Okay I received my AMNS today, with some Hickory and Mesquite.

So I took a small block of Cheddar, small block of Colby Jack, and a small block of Pepper Jack

cut them into small long blocks and now am cold smoking them.

Lighting the AMNS was a breeze and the dust fired up and is smoking fine.

Will send pics when it is done.

Also would like to thank everyone in this forum for all the advice again.

And also I want to thank Todd for such a great product. Thanks Todd.


----------



## alelover (Sep 22, 2011)

You are really going to like that thing. Turns $2 a pound cheese into $10 a pound cheese. It's like magic.


----------



## tjohnson (Sep 22, 2011)

Post your pics when you're done.

Make sure you vac seal and allow to rest for 10 days or so.

Smoked cheese can be bitter until it mellows out

ENJOY!

Todd


----------



## eman (Sep 22, 2011)

I  age mine at least 21 days before eating.   I get $3 for 4oz presmoked weight.


----------



## ptcruiserguy (Sep 22, 2011)

Okay here are before and after pics of my first go at cold smoking cheese:








Okay this is the Cheddar and the Colby







And of Course Pepper Jack































Looks like it turned out okay..... I guess I will know in 2 to 3 wks.

Thanx for lookin'


----------



## tjohnson (Sep 22, 2011)

Very Nice Color!

Waiting Sux!

Todd


----------



## scarbelly (Sep 22, 2011)

Congrats on your first cheese smoke. Let us know how it turns out


----------



## raymo76 (Sep 22, 2011)

Can't wait to here the results, I'm sure it will be delicious!

I have a hot spinach dip recipe that calls for smoked mozzarella cheese. If I can find it I will share it with you guys, that dip is delicious, I think I got it from food network's website.


----------



## desertlites (Sep 22, 2011)

Yup, good looking product there- doing some every couple weeks keeps the waiting pains at bay once the first is ready.


----------



## SmokinAl (Sep 23, 2011)

Nice color!


----------



## africanmeat (Sep 23, 2011)

Nice job


----------



## Bearcarver (Sep 23, 2011)

Looks Real Good, PTC !!!

Bear


----------



## alelover (Sep 23, 2011)

Looks good to me.
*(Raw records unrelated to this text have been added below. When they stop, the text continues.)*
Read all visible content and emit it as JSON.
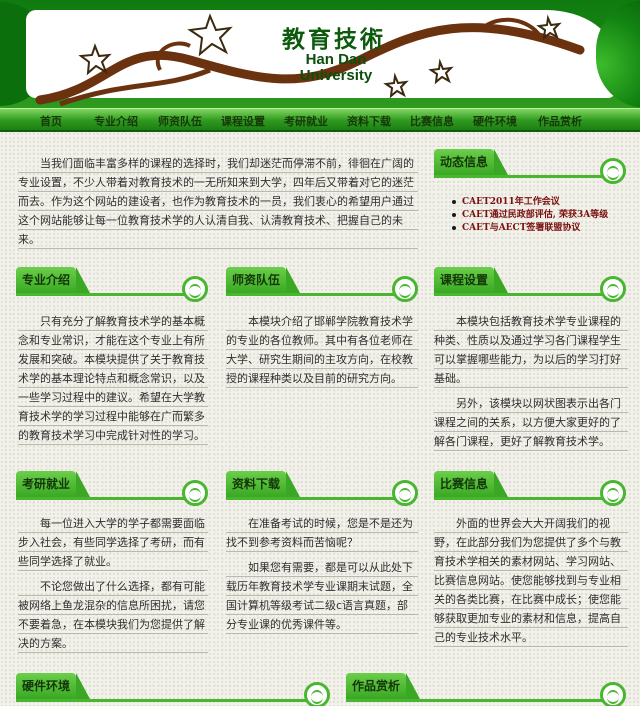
{
  "banner": {
    "title_cn": "教育技術",
    "title_en_line1": "Han Dan",
    "title_en_line2": "University"
  },
  "nav": [
    "首页",
    "专业介绍",
    "师资队伍",
    "课程设置",
    "考研就业",
    "资料下载",
    "比赛信息",
    "硬件环境",
    "作品赏析"
  ],
  "intro": "当我们面临丰富多样的课程的选择时，我们却迷茫而停滞不前，徘徊在广阔的专业设置，不少人带着对教育技术的一无所知来到大学，四年后又带着对它的迷茫而去。作为这个网站的建设者，也作为教育技术的一员，我们衷心的希望用户通过这个网站能够让每一位教育技术学的人认清自我、认清教育技术、把握自己的未来。",
  "news": {
    "title": "动态信息",
    "items": [
      "CAET2011年工作会议",
      "CAET通过民政部评估, 荣获3A等级",
      "CAET与AECT签署联盟协议"
    ]
  },
  "sections": {
    "major": {
      "title": "专业介绍",
      "body": [
        "只有充分了解教育技术学的基本概念和专业常识，才能在这个专业上有所发展和突破。本模块提供了关于教育技术学的基本理论特点和概念常识，以及一些学习过程中的建议。希望在大学教育技术学的学习过程中能够在广而繁多的教育技术学习中完成针对性的学习。"
      ]
    },
    "faculty": {
      "title": "师资队伍",
      "body": [
        "本模块介绍了邯郸学院教育技术学的专业的各位教师。其中有各位老师在大学、研究生期间的主攻方向，在校教授的课程种类以及目前的研究方向。"
      ]
    },
    "courses": {
      "title": "课程设置",
      "body": [
        "本模块包括教育技术学专业课程的种类、性质以及通过学习各门课程学生可以掌握哪些能力，为以后的学习打好基础。",
        "另外，该模块以网状图表示出各门课程之间的关系，以方便大家更好的了解各门课程，更好了解教育技术学。"
      ]
    },
    "grad": {
      "title": "考研就业",
      "body": [
        "每一位进入大学的学子都需要面临步入社会，有些同学选择了考研，而有些同学选择了就业。",
        "不论您做出了什么选择，都有可能被网络上鱼龙混杂的信息所困扰，请您不要着急，在本模块我们为您提供了解决的方案。"
      ]
    },
    "download": {
      "title": "资料下载",
      "body": [
        "在准备考试的时候，您是不是还为找不到参考资料而苦恼呢？",
        "如果您有需要，都是可以从此处下载历年教育技术学专业课期末试题，全国计算机等级考试二级c语言真题，部分专业课的优秀课件等。"
      ]
    },
    "contest": {
      "title": "比赛信息",
      "body": [
        "外面的世界会大大开阔我们的视野，在此部分我们为您提供了多个与教育技术学相关的素材网站、学习网站、比赛信息网站。使您能够找到与专业相关的各类比赛，在比赛中成长；使您能够获取更加专业的素材和信息，提高自己的专业技术水平。"
      ]
    },
    "hardware": {
      "title": "硬件环境"
    },
    "works": {
      "title": "作品赏析"
    }
  },
  "colors": {
    "primary": "#3aa824",
    "dark": "#0f7a0f",
    "news_text": "#7a1010"
  }
}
How long did you smoke it for?


----------



## wildflower (Sep 23, 2011)

21 days


----------



## ptcruiserguy (Sep 23, 2011)

alelover said:


> Looks good to me. How long did you smoke it for?




I let it smoke for 2.5 hrs. That seemed to be a average smoke time and I can adjust from there.


----------



## billyj571 (Oct 3, 2011)

Nice job


----------